In past decades, patients presented for cardiac surgery in need of one to two vessel bypass grafts. Usually, their chief complaint was angina and they had no or minimal myocardial damage. Patients with ejection fractions (EFs) of greater than 60% were the rule and not the exception.

Such patients tended to tolerate the peri-induction period well and were readily separated from cardiopulmonary bypass (CPB) with little need for pharmacological or mechanical support. Ventricular function tended to be preserved throughout surgery and recovery, assuming acceptable myocardial preservation and surgical techniques.

Today’s cardiac surgical patient is far more challenging. Patients are older with varying degrees of systolic and diastolic dysfunction frequently presenting in congestive heart failure.

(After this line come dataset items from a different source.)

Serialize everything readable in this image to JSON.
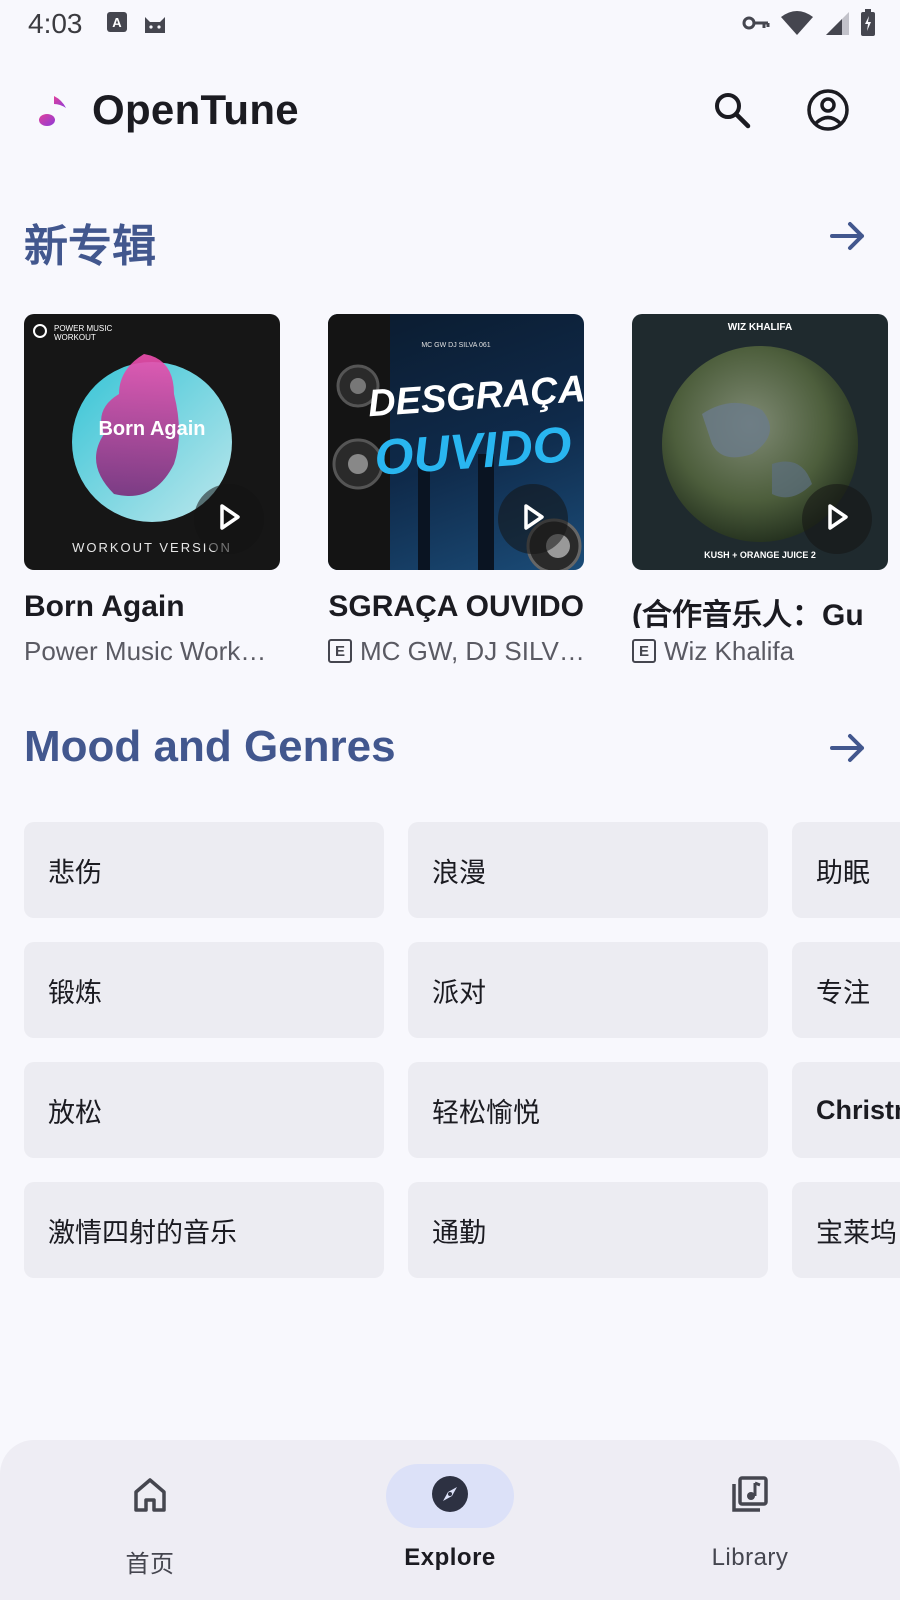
{
  "status_bar": {
    "time": "4:03",
    "left_icons": [
      "font-notification-icon",
      "cat-notification-icon"
    ],
    "right_icons": [
      "vpn-key-icon",
      "wifi-icon",
      "signal-icon",
      "battery-icon"
    ]
  },
  "header": {
    "app_name": "OpenTune",
    "logo_icon": "music-note-logo",
    "actions": [
      "search-icon",
      "account-icon"
    ]
  },
  "new_albums": {
    "title": "新专辑",
    "albums": [
      {
        "title": "Born Again",
        "artist": "Power Music Work…",
        "explicit": false,
        "cover_text": {
          "brand": "POWER MUSIC WORKOUT",
          "main": "Born Again",
          "bottom": "WORKOUT VERSION"
        }
      },
      {
        "title": "DESGRAÇA OUVIDO",
        "artist": "MC GW, DJ SILV…",
        "explicit": true,
        "cover_text": {
          "top": "MC GW   DJ SILVA 061",
          "line1": "DESGRAÇA",
          "line2": "OUVIDO"
        }
      },
      {
        "title": "(合作音乐人：Gu",
        "artist": "Wiz Khalifa",
        "explicit": true,
        "cover_text": {
          "top": "WIZ KHALIFA",
          "bottom": "KUSH + ORANGE JUICE 2"
        }
      }
    ],
    "explicit_badge": "E"
  },
  "mood_genres": {
    "title": "Mood and Genres",
    "chips": [
      {
        "label": "悲伤",
        "bold": false
      },
      {
        "label": "浪漫",
        "bold": false
      },
      {
        "label": "助眠",
        "bold": false
      },
      {
        "label": "锻炼",
        "bold": false
      },
      {
        "label": "派对",
        "bold": false
      },
      {
        "label": "专注",
        "bold": false
      },
      {
        "label": "放松",
        "bold": false
      },
      {
        "label": "轻松愉悦",
        "bold": false
      },
      {
        "label": "Christmas",
        "bold": true
      },
      {
        "label": "激情四射的音乐",
        "bold": false
      },
      {
        "label": "通勤",
        "bold": false
      },
      {
        "label": "宝莱坞",
        "bold": false
      }
    ]
  },
  "bottom_nav": {
    "items": [
      {
        "label": "首页",
        "icon": "home-icon",
        "active": false
      },
      {
        "label": "Explore",
        "icon": "compass-icon",
        "active": true
      },
      {
        "label": "Library",
        "icon": "library-music-icon",
        "active": false
      }
    ]
  },
  "colors": {
    "background": "#f8f8fd",
    "accent": "#42578e",
    "chip": "#ececf2",
    "nav_background": "#eeedf4",
    "nav_active_pill": "#dce1f8"
  }
}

Congestive heart failure affects more than 5 million Americans with coronary artery disease (CAD) as a primary etiology.1 Cardiac surgical outcomes are worse in patients with previous episodes of congestive heart failure, chronic obstructive pulmonary disease, increased age, and peripheral vascular disease (Figure 5–1).

Figure 5–1.

In a retrospective analysis of 525 patients with ejection fractions less than 25%, long-term outcomes were identified in these Kaplan-Meier survival curves. Increasing age (A), presence of peripheral vascular disease (B), emergent nature of surgery (C), presence of chronic obstructive pulmonary disease (D), and previous episodes of pulmonary congestion (E) all predict a poorer long-term outcome following coronary artery bypass surgery. [Reproduced with permission from DeRose JJ Jr, Toumpoulis IK, Balaram SK, et al: Preoperative prediction of long-term survival after coronary artery bypass grafting in patients with low left ventricular ejection fraction, J Thorac Cardiovasc Surg. 2005 Feb;129(2):314-21.]

However, preserved right ventricular function in the setting of a severely compromised left ventricle (EF < 25%) may improve perioperative outcomes2 (Figure 5–2). Impaired LV diastolic function produces an increase in left ventricular end-diastolic pressure (LVEDP) that is transmitted to the pulmonary circulation. A patient whose right ventricle functions well and tolerates any perioperative worsening in LV diastolic dysfunction has a potentially better surgical outcome than a patient with biventricular failure.